November 23, 2009

Shift Registers are Important

I started out this week's lap looking at my options. I had a RS232 shifter board kit. Interesting, but that's mostly a bunch of boring soldering. I just received a cool new Arduino Duemilanove! Sweeter than sweet, but I don't have the required version of AVR-GCC installed (you need 4.3.3 for the ATmega328 due to a bug in older versions - I currently run AVR-GCC version 4.3.0). Compiling software is not how I planned on spending my Saturday, so nixed. The 16x2 LCD display I bought to monkey around with sounded pretty good.  Figured it should be fun figuring out how to display something childish and dirty to the little guy!

Knowing practically nothing about the display, I started with a close examination of the hardware. Nothing dramatic, besides the display screen, the only other outstanding feature on the display was 16 solder pads on the edge. To figure out which pad was for what, I consulted the data sheet - and almost fell asleep! OK, from an EE perspective, all that stuff is interesting, but I thought this was not quite the right doc to start with. Too low, like in the freakin weeds low-level. Being the impatient pragmatist, I want to see working examples and overviews first, and then later on maybe we can put a microscope on in to scope out the bit plumbing. I found better (better, I mean because I could at least identify what was useful) info on the manufacturer's sheet. Found out I have 8 data lines, power (Vcc, Vss), some adjustment inputs, register select and read/write controls, not to mention some ambiguously labeled control input called "enable" (insert Spock sound byte: 'fascinating!'). I think I may understand what most of these might do. Now was the time to dig deeper though, since I didn't have enough to go on yet.

When ferreting out more info on the unit, I discovered that the HD44780 character display seems to be a defacto standard. This means many different manufacturers make character displays, using the same basic interface. This is a good thing. Why? Well because this means I will likely never need to read the datasheet ever again, since many engineers have already done this and documented the living dogshit out of it prior to my arrival. Have I mentioned that at this point I felt all mushy and awkward toward Peter Ouwehand for having an entire site dedicated to HD44780 character displays? I'm gonna send him a fruit bastket just for saving us from that nasty datasheet. He has examples! Examples!

I jumped quickly to a linked AVR example. For whatever reason, the first thing to leap out at me was the 10K trimmer required for the contrast adjustment. Luckily, after digging through my stuff I found that my arduino kit included a 10K trim pot. Why the 74HC164 interface IC on there didn't register in my consciousness first is an utter mystery. It did eventually though. And when I finally figured out what "serial in, parallel out shift register" means I knew my day was destined for shortness. Yep, the 74HC164 takes serial input and then outputs to a parallel device. This whole time I guess I had assumed the LCD display somehow used serial I/O. I imagine the datasheet may have had this info somewhere between all the clock timing specs and register state bitmaps, but really just seeing 8 data I/O pins should have tipped me off! Hey well I do learn eventually.

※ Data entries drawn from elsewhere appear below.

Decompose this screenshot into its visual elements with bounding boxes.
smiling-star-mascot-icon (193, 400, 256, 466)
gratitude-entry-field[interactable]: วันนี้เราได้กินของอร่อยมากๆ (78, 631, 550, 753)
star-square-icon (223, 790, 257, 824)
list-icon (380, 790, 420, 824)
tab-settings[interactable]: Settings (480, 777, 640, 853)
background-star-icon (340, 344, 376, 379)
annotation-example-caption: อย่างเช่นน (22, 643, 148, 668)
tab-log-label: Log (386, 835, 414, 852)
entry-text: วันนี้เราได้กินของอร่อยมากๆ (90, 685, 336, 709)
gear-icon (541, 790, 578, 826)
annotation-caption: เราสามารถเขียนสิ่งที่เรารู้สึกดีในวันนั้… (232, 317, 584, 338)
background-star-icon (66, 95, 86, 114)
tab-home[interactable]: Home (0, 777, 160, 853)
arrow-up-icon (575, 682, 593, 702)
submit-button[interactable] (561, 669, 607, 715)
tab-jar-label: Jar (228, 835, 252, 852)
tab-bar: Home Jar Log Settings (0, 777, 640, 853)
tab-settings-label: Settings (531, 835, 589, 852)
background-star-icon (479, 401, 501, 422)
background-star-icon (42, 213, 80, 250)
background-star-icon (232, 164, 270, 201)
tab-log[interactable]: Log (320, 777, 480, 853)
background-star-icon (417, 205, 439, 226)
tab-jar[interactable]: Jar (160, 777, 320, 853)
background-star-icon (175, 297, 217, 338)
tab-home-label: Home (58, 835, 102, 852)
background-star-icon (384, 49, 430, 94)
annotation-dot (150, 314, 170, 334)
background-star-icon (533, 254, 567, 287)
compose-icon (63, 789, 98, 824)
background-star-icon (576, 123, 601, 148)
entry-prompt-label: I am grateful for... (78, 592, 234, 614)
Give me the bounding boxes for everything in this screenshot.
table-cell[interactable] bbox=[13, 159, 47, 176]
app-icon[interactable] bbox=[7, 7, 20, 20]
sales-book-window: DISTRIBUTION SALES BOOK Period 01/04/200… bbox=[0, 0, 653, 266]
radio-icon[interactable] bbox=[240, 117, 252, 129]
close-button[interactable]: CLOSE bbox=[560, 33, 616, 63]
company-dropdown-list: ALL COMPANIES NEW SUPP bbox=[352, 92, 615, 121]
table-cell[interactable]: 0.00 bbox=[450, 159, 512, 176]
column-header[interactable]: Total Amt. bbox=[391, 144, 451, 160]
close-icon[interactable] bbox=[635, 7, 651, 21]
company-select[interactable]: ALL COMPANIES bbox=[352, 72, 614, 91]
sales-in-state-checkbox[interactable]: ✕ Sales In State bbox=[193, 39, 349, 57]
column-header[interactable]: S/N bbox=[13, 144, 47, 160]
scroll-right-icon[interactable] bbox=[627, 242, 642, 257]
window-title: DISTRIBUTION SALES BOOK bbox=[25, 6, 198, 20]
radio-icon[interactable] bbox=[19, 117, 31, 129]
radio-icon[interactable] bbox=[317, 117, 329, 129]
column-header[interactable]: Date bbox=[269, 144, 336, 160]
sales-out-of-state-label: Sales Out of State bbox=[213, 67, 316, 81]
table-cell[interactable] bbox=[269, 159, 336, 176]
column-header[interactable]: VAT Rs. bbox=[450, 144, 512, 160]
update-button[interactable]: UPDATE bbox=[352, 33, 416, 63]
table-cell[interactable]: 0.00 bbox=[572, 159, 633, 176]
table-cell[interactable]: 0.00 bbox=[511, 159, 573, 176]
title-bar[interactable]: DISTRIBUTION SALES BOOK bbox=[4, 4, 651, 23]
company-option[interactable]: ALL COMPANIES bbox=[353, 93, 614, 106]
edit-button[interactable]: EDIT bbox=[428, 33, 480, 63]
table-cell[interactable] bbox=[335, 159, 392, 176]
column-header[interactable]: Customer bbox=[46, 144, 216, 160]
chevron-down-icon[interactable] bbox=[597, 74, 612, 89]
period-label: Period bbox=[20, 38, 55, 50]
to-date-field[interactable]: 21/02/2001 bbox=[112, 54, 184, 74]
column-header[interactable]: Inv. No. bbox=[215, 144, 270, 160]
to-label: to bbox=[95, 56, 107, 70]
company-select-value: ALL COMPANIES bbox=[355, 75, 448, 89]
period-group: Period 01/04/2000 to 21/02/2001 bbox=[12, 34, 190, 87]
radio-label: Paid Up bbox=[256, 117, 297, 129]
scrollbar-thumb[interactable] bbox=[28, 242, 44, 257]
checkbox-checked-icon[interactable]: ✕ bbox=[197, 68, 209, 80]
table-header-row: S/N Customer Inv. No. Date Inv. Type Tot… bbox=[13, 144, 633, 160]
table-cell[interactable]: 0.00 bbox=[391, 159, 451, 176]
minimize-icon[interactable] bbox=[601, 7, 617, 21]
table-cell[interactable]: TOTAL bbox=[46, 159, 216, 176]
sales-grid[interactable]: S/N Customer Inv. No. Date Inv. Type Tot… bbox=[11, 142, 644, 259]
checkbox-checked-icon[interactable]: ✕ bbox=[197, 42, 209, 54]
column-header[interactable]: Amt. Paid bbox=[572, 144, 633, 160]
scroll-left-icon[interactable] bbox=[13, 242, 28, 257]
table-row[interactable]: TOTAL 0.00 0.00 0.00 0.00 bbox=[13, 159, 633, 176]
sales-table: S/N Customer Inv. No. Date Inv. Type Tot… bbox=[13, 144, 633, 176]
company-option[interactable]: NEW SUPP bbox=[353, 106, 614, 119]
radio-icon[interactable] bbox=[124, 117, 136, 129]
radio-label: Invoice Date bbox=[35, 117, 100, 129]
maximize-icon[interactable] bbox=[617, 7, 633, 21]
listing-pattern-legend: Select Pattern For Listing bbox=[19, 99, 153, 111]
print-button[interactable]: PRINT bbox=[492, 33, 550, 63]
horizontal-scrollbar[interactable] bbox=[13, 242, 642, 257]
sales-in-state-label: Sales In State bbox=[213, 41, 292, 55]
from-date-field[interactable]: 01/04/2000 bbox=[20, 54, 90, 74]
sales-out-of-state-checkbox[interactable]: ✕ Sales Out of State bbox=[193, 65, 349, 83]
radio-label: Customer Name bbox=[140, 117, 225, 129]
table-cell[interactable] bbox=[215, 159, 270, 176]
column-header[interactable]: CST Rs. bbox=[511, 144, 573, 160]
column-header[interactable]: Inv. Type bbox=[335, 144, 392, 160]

Without a shift register, I was pretty much done. Ordering one right now so we can do this up later. I spent the rest of my project time soldering up the RS232 shifter board. Looking great! Except I couldn't find my dikes to snip the legs. So tune in next week! Does Chuck find his dikes? Will he also notice that the example uses a dissimilar AT90S2313 micro? Will he reread the evil datasheet and slip into a coma? Why is there a pizza in the first picture of this blog? The suspense! Have a great week, and happy hacking everyone.